Nick Mellor a écrit :
Hi all,
I'm contemplating setting up a Python-powered website for the tourist
industry, which will involve a web service, a good deal of XML
processing, and a Django-powered front-end. If the project works, it
could get a lot of traffic. I'm sure it can be done, but I'm looking
to find out more about how existing high-volume Python sites have
managed their workload. Can anyone give me examples of high-volume
Python-powered websites, if possible with some idea of their
architecture?
youtube once used quite a lot of Python IIRC. You may be able to find
relevant infos on the net.
While I may disagree with Kutlu on some points[1], it's clear that the
key to handling huge traffic is the ability to scale up. So better to
avoid solutions that make it hard - or impossible - to setup load
balancing, replication etc.
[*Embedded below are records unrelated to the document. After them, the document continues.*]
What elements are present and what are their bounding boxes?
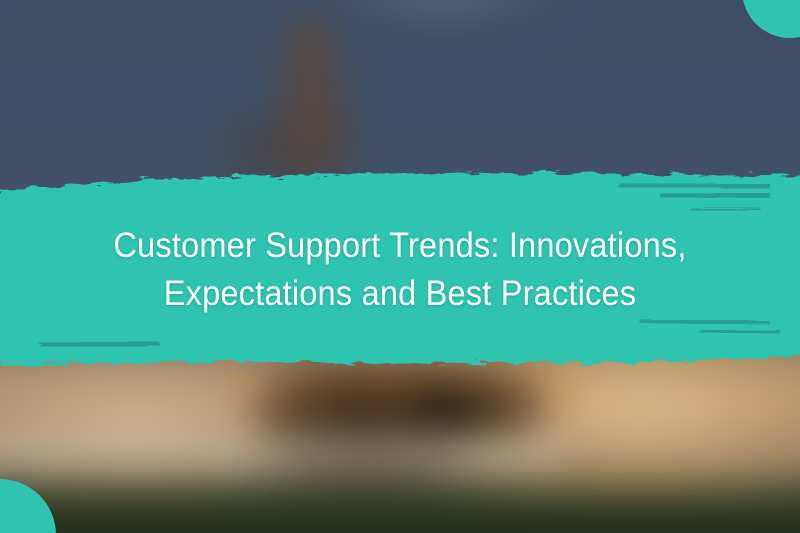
background-figure-head: [286, 9, 334, 76]
background-ground-strip: [0, 475, 800, 533]
page-title: Customer Support Trends: Innovations, Ex…: [28, 222, 772, 318]
background-pale-band: [0, 426, 558, 481]
hero-banner: Customer Support Trends: Innovations, Ex…: [0, 0, 800, 533]
background-cloud: [312, 0, 576, 21]
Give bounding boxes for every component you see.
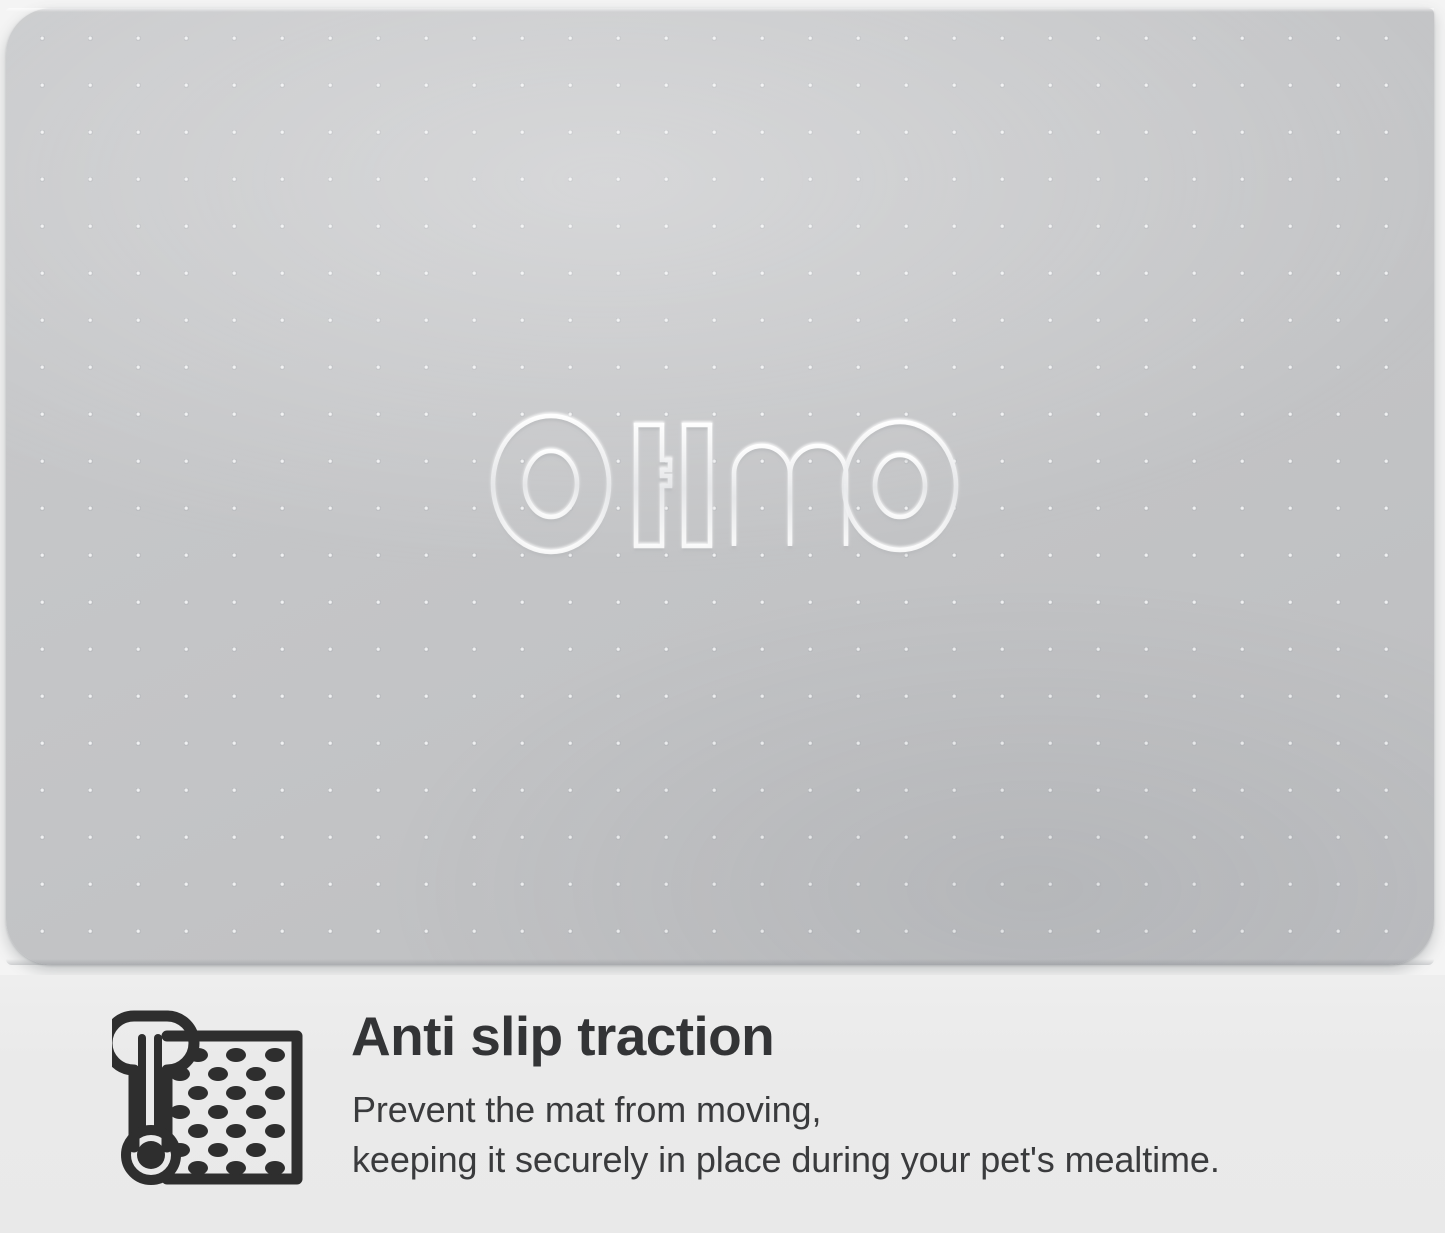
feature-caption-content: Anti slip traction Prevent the mat from … <box>0 0 1445 1233</box>
feature-description-line-2: keeping it securely in place during your… <box>352 1135 1220 1185</box>
feature-description: Prevent the mat from moving, keeping it … <box>352 1085 1220 1185</box>
product-feature-image: Anti slip traction Prevent the mat from … <box>0 0 1445 1233</box>
feature-title: Anti slip traction <box>351 1007 774 1065</box>
rolled-mat-dots-icon <box>112 1005 308 1190</box>
feature-description-line-1: Prevent the mat from moving, <box>352 1085 1220 1135</box>
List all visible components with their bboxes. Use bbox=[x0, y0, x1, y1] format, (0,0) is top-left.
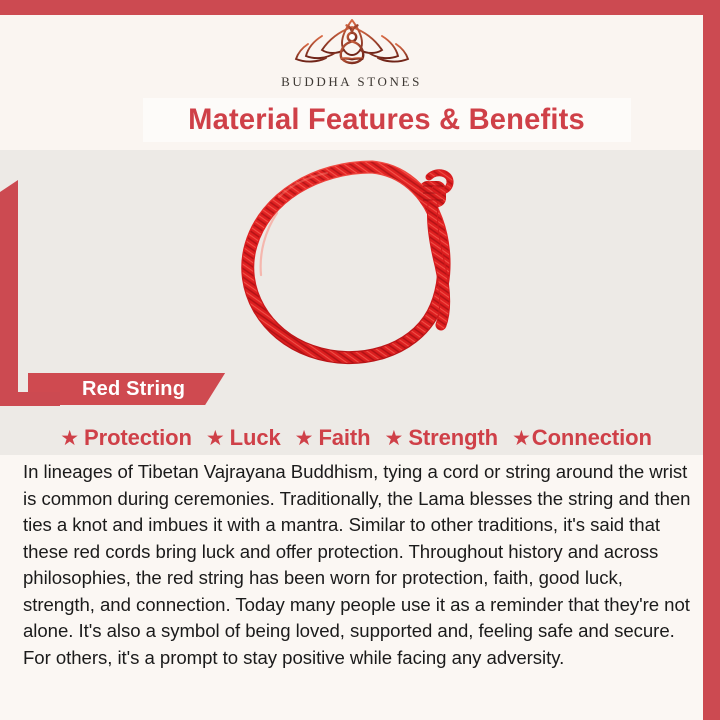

Now that doesn't mean than decent
performance and reasonnable memory usage are not a concern - even a
simple website with moderate traffic can become a PITA if you choose the
wrong tools / architecture (Plone perfs problems anyone ?).
Anyway : just make sure your solution is both simple enough to avoid
becoming a resource-eater yet serious enough to allow for fine-grained
caching, load-balancing and the like.
[1] like reinventing your own framework - whatever architecture
(including non-blocking IO/event-based server like Twisted) you settle
on, chances are most of the grunt work has already been done, and
probably better than what you could come with in a reasonable amount of
time - unless you have a really BIG budget of course.